Ook Art. 35 van onze Geloofsbelijdenis spreekt ervan. Daar toch wordt gezegd: „De goddelooze ontvangt wel het sacrament tot zijn verdoemenis, maar hij ontvangt niet de waarheid van het sacrament, gelijk Judas en Simon de toovenaar beiden wel het sacrament ontvingen, maar niet Christus, die door hetzelve beteekend wordt." Zie ook Calvijns Institutie Boek IV Hoofdstuk XVII, 34.
J. L. te R. vraagt of we mogen spreken van „Indonesië? " Daar hij zelf het antwoord geeft, waarmee ik het volkomen eens ben, laat ik het voornaamste hier volgen.
Antwoord: Wij kennen en erkennen geen „Republiek Indonesia", noch de jure, noch de facto, d.w.z. noch van rechtswege, noch in werkelijkheid.
Wij kennen en erkennen slechts: een Nederlandsch (Oost) Indië, als deel van ons Koninkrijk.
Het gebruik van den naam Indonesia is in den diepsten zin revolutionnair.

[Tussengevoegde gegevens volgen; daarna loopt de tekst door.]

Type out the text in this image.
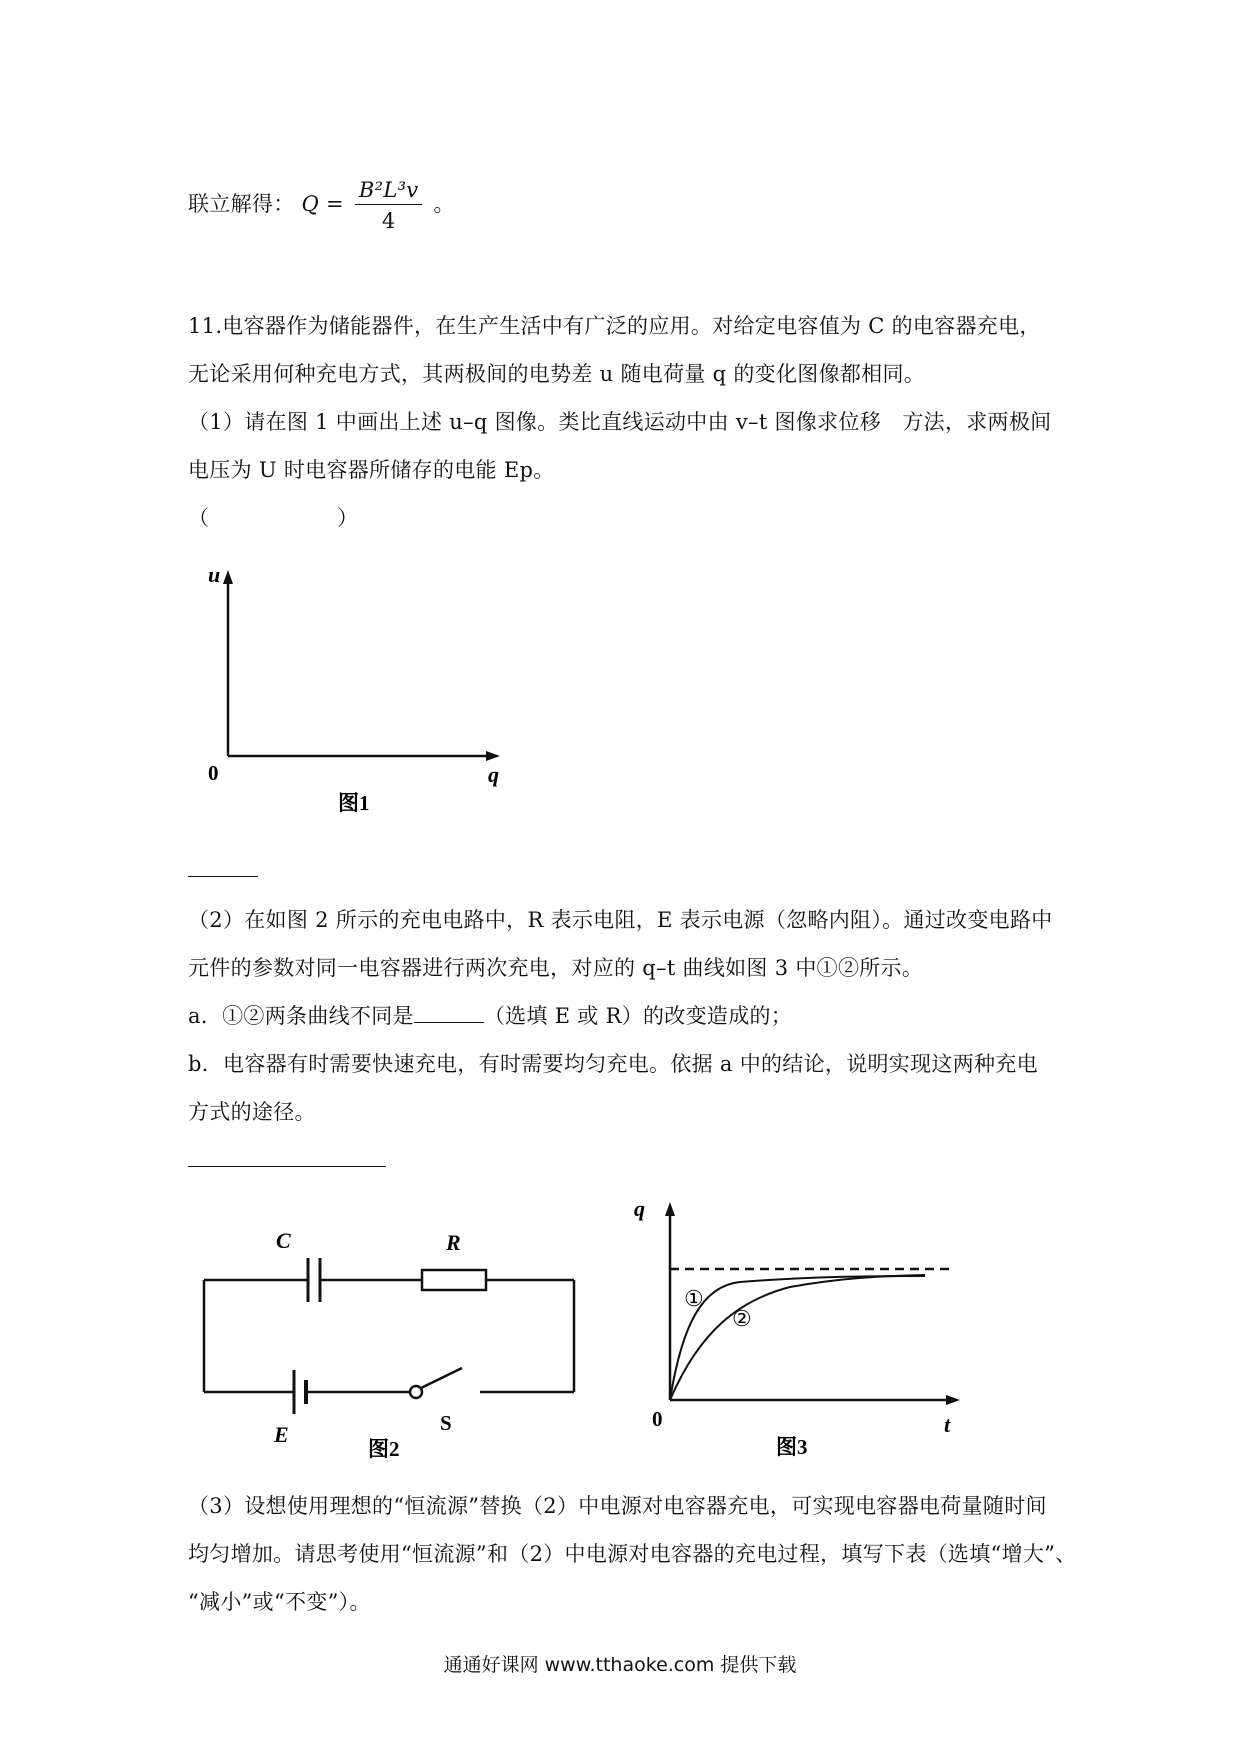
联立解得： $Q = \frac{\text{B²L³v}}{4}$ 。
11.电容器作为储能器件，在生产生活中有广泛的应用。对给定电容值为 C 的电容器充电，
无论采用何种充电方式，其两极间的电势差 u 随电荷量 q 的变化图像都相同。
（1）请在图 1 中画出上述 u–q 图像。类比直线运动中由 v–t 图像求位移　方法，求两极间
电压为 U 时电容器所储存的电能 Ep。
（　　　　　　）
u
q
0
图1
（2）在如图 2 所示的充电电路中，R 表示电阻，E 表示电源（忽略内阻）。通过改变电路中
元件的参数对同一电容器进行两次充电，对应的 q–t 曲线如图 3 中①②所示。
a．①②两条曲线不同是	（选填 E 或 R）的改变造成的；
b．电容器有时需要快速充电，有时需要均匀充电。依据 a 中的结论，说明实现这两种充电
方式的途径。
C	R
E	S
图2
q
t
0
①
②
图3
（3）设想使用理想的“恒流源”替换（2）中电源对电容器充电，可实现电容器电荷量随时间
均匀增加。请思考使用“恒流源”和（2）中电源对电容器的充电过程，填写下表（选填“增大”、
“减小”或“不变”）。
通通好课网 www.tthaoke.com 提供下载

Voor den 2den wereldoorlog werd hij slechts door de revolutiepartijen gebruikt. De mannen van de „gebroken geweertjes" en „geen man en geen cent", de toejuichers en agitators van de muiterij der „Zeven provinciën" schermden er mee. Zonder dat er 'n storm van edele verontwaardiging onder ons volk losbrak, werd als toekomstmuziek op muren en heiningen gekalkt „Indonesië, los van Nederland". Zonder eenige aandoenlijkheid voor Nederlands eigen levensbelangen, werd als leuze van hooge politieke wijsheid tot in de raadszalen des lands verkondigd: „Indonesië wordt onderdrukt, daarom vrij!"
Zoo zijn de oordeelen zelf ingeroepen, die thans gekomen zijn over ons patrimonium.

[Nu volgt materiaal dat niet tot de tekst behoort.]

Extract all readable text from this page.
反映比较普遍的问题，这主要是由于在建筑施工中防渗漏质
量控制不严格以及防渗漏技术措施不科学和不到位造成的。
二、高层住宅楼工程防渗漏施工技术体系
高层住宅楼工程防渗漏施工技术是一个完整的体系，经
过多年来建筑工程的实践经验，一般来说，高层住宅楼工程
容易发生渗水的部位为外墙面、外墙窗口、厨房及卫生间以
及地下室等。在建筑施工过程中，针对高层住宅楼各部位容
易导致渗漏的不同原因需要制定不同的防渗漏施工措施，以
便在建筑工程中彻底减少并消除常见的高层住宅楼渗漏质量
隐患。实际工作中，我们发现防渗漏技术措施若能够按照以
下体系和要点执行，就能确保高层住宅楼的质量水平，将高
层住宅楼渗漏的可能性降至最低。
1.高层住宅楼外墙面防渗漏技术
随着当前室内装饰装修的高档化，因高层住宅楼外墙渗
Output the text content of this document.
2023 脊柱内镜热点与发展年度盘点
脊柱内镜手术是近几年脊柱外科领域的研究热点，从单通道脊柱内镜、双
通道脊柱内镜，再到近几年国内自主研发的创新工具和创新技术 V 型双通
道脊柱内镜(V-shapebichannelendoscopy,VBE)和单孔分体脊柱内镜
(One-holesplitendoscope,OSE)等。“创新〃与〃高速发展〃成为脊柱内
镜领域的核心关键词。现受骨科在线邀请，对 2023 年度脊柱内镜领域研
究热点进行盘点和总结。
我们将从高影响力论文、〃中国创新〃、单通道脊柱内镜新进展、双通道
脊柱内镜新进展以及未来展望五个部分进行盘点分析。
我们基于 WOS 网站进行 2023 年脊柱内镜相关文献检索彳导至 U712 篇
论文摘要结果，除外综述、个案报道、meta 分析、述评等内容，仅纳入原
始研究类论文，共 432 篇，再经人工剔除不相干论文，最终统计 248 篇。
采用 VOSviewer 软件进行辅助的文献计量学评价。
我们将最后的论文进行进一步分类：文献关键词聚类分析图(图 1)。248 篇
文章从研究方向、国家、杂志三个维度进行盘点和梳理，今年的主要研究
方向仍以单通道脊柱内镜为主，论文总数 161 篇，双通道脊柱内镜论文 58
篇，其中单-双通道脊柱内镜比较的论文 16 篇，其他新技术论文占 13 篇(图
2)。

Na dezen laatsten oorlog dook de naam „Indonesië" — gesuggereerd door „De Waarheid", nagevolgd door „Je Maintiendrai", „Het Parool", Het Vrije Volk" — overal op. Gedachtig aan Hitiers beproefd recept in „Mein Kampf": „Hei het er maar in!" voorzag het communisme, dat na verloop van enkelen tijd door de onafgebroken herhaling, die naam er „vanzelf" als de naam zou ingaan.
En...... het grootste deel van ons volk vloog in deze fuik, nam blindelings dien naam over, dank zij de principiëele nivelleering, de geestelijke (of beter geestelooze) oppervlakkigheid en de groote onkunde van onze dagen.
Wij mogen in geen geval aan de revolutionnaire naamgeving mee doen maar dwars tegen den stroom van den tijd ingaan om standvastig en onversaagd 't aloude principieele geluid te laten hooren.
Vergete men niet, dat, als „de overzijde" door massasuggestie de psychologie misbruikt, wij het rechte gebruik er van moeten maken.
J. K. R. te R. vraagt: Mogen wij als belijders der Geref. leer verzekerd zijn bij den Raad van Arbeid?
De vraagsteller zit voor moeilijkheden. Hij had geen vrijmoedigheid het ziekengeld aan te nemen toen hij ziek was, maar zit nu voor een hooge doktersrekening en heeft geen loon ontvangen. Sommigen aanvaarden het geld wel. Hij meent het mag niet. Hij wil wel niet te wettisch zijn, maar toch ook niet tegen Gods Woord handelen. In Job 12 leest hij dat die God tergen verzekerdheden hebben. Hij vraagt zich af hoe het dan moet. Moeten de zieken niet geholpen worden. Het gaat toch ook niet aan ze allen naar de Diaconie te zenden.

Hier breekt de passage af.